On this day (11th March) in 1941 Old Trafford was hit by bombs dropped by the German Luftwaffe. The highly industrialised Trafford Park had been the target and by daybreak the news of damage to Old Trafford was circulating around Manchester, although the Manchester Guardian and other newspapers did not mention the ground by name. Due to the wartime situation the newspaper did not want to give away too much information and reported: “Slight damage was done to dwelling-houses in one or two working class districts and slight outbreaks of fire were reported from a football ground and a training institute.”

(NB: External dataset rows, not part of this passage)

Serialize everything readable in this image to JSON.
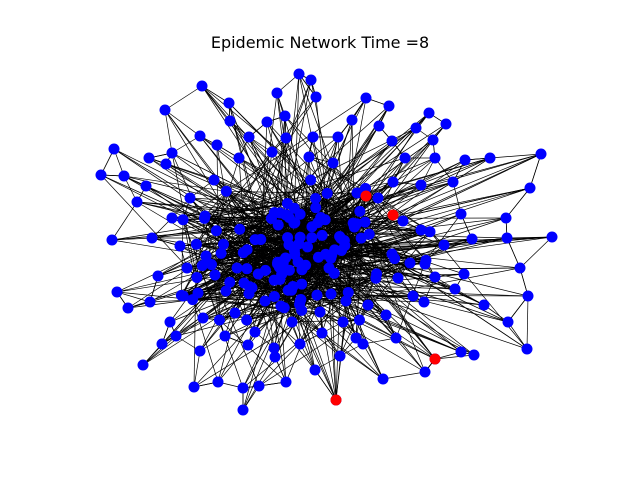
{
  "title": "Epidemic Network Time =8",
  "colors": {
    "susceptible": "#0000ff",
    "infected": "#ff0000",
    "edge": "#000000",
    "background": "#ffffff"
  },
  "node_count": 200,
  "infected_count": 4
}
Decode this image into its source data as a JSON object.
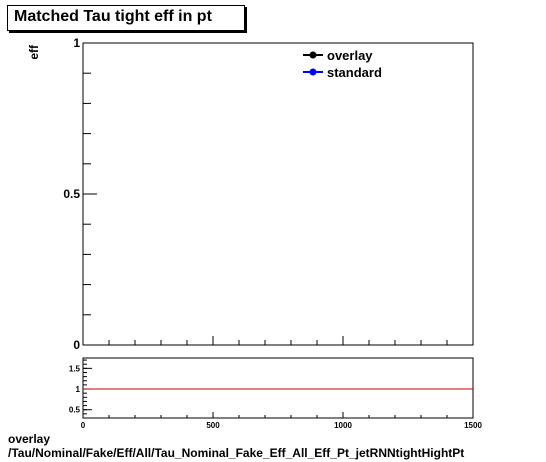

The ‘slight damage’ saw a bomb hit United’s Main Stand. The stand was almost completely wrecked, while the pitch was scorched by the blast. Manchester City contacted United and offered the use of Maine Road immediately and the first home United match to be staged at City’s ground was the 5th April meeting with Blackpool in the North Regional League. The Seasiders’ won 3-2 before a crowd of around 2,000.
Further wartime matches followed over the course of the next four years with United paying the Blues an annual rent of £5,000 plus a share of the gate receipts. Initially City were to use United’s training ground, The Cliff, for reserve fixtures, but both sides also used Old Trafford at times.
After the war United were granted £4,800 to help cover the costs of tidying up the venue, and then a further £17,478 was given to help rebuild the Main Stand and damaged terracing. This allowed the redevelopment of Old Trafford to commence and between 1945 and 1949 the Main Stand was rebuilt as was the terracing at the Popular Side (United Road).